Keywords: fuzzy logic, economic sampling plan, indian knowledge system, handloom, sustainability, quality control, and cost optimisation.
Introduction
The Indian Knowledge System (IKS) is a repository of traditional practices and disciplines that have guided generations in areas ranging from education and health to textiles and agriculture. Among the industries rooted in IKS, the Indian handloom sector stands as a prominent example, showcasing indigenous craftsmanship, sustainability, and cultural continuity. However, the contemporary market demands consistent quality, cost-efficiency, and adaptability, creating pressure on traditional industries that operate without structured inspection systems.
Acceptance Sampling Plans (ASPs), particularly economic attribute sampling plans, are essential tools in modern quality assurance. These systems minimise the cost of inspection and decision-making by balancing various cost elements: inspection cost, acceptance cost, and rejection cost. Yet, in traditional crafts like handloom weaving, quality assessment is inherently imprecise due to the handcrafted nature of products. Therefore, conventional sampling plans may not effectively capture this uncertainty.
To address this, we propose a Fuzzy Economic Acceptance Sampling Plan (FEASP), which integrates fuzzy set theory into cost-based sampling models. Fuzzy logic enables the modelling of uncertainty in acceptance numbers, making it well-suited for handloom inspections where subjective judgment often plays a role. The integration of FEASP into the handloom industry aligns with the IKS framework by providing modern statistical support to preserve and enhance the economic viability of traditional practices. This paper aims to develop and demonstrate a fuzzy economic sampling approach that promotes sustainability, efficiency, and cultural preservation in India’s handloom sector.
Literature Review
The importance of the Indian handloom industry as a source of heritage and livelihood has been well-documented. Studies. Gupta & Kapoor (2021) have highlighted the sector’s challenges, such as a lack of quality control, production inefficiencies, and market inconsistency. Several government and academic initiatives have emphasised the need for structured quality assessment frameworks to empower weavers and improve product credibility.
Economic Sampling Plans (Dodge & Romig, 1959; Montgomery, 2009) are traditionally used in industrial quality assurance systems to reduce inspection-related costs. These models, however, are based on crisp (precise) data and predefined thresholds, which are inadequate in situations involving human subjectivity or handcrafted variations.
Fuzzy set theory, introduced by Zadeh (1965), provides a mathematical framework for dealing with vagueness and imprecision. Applications of fuzzy logic in quality control have been explored in industrial settings (Zimmermann, 2001), but limited work has been done in extending these models to economic sampling plans for traditional sectors. This paper fills that gap by applying fuzzy economic sampling to the Indian handloom industry as a part of sustainable development within the IKS framework.
Statistical Quality Control in the Handloom Industry
The handloom industry holds a significant place in the cultural and economic fabric of India and several other countries, especially in rural areas. It is one of the oldest forms of textile production, relying on manual weaving techniques that have been passed down through generations. Despite the advent of modern machinery and industrial-scale textile production, the handloom sector continues to survive and even thrive due to its artistic value, eco-friendliness, and unique craftsmanship. However, it faces a range of challenges in maintaining consistent quality, meeting market demand, and competing with machine-made alternatives. To address these issues, integrating scientific techniques like Statistical Quality Control (SQC) into the handloom production process is an effective way forward.
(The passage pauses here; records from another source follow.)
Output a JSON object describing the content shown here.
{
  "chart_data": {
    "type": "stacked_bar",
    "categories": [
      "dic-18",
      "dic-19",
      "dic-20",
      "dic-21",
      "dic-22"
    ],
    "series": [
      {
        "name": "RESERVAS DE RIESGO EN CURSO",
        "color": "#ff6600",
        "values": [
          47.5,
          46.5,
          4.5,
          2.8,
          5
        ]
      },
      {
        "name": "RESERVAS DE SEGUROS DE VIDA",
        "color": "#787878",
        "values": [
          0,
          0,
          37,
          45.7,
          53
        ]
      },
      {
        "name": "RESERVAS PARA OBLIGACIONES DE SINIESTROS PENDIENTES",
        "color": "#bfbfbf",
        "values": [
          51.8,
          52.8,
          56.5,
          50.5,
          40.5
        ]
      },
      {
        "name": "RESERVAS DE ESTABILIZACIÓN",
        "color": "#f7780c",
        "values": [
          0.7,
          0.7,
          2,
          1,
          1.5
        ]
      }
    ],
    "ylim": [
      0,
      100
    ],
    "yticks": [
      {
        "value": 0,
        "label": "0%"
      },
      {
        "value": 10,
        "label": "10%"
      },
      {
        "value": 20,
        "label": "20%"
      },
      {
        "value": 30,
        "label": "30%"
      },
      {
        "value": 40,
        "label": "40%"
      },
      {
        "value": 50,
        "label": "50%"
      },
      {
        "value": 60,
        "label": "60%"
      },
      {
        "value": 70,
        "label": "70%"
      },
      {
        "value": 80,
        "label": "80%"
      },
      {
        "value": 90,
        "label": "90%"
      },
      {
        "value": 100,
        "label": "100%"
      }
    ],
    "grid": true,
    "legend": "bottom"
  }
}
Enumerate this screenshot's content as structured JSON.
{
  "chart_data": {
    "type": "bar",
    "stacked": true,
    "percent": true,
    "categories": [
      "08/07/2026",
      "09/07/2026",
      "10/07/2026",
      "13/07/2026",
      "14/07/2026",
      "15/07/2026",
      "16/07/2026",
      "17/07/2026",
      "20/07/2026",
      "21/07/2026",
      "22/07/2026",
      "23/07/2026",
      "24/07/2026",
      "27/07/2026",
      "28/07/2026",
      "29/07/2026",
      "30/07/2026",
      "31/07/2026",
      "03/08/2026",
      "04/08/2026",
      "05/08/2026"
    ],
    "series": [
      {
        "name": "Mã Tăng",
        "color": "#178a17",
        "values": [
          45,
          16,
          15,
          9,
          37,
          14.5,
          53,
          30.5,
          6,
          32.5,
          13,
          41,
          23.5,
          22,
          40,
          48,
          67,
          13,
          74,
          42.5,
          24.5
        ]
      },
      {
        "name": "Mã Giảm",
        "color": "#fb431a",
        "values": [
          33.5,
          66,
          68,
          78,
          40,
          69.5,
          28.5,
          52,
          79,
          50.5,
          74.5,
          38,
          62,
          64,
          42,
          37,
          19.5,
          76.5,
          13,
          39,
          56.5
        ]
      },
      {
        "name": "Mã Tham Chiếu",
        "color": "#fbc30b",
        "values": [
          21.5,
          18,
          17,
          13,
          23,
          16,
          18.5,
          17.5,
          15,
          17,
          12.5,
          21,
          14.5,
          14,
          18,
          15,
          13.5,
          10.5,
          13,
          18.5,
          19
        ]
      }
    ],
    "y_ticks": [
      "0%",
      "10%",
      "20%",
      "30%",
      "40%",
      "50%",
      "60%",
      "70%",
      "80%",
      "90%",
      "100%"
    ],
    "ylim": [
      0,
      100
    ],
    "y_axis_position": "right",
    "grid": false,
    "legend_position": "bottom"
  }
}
The handloom sector is largely decentralised and dominated by small-scale and cottage-based enterprises. These units operate with limited technological support and are highly dependent on skilled artisans. The processes involved, such as yarn selection, dyeing, warping, and weaving, are mostly manual and require precision and experience. Due to the variability in manual operations, products often lack uniformity in quality, leading to customer dissatisfaction and market rejection. This is where Statistical Quality Control methods can be introduced to monitor and improve quality at different stages of production. SQC refers to the use of statistical techniques to measure, monitor, and control the quality of manufacturing processes. It helps in identifying the sources of variation, determining whether a process is operating within acceptable limits, and ensuring that the final product meets the desired quality standards.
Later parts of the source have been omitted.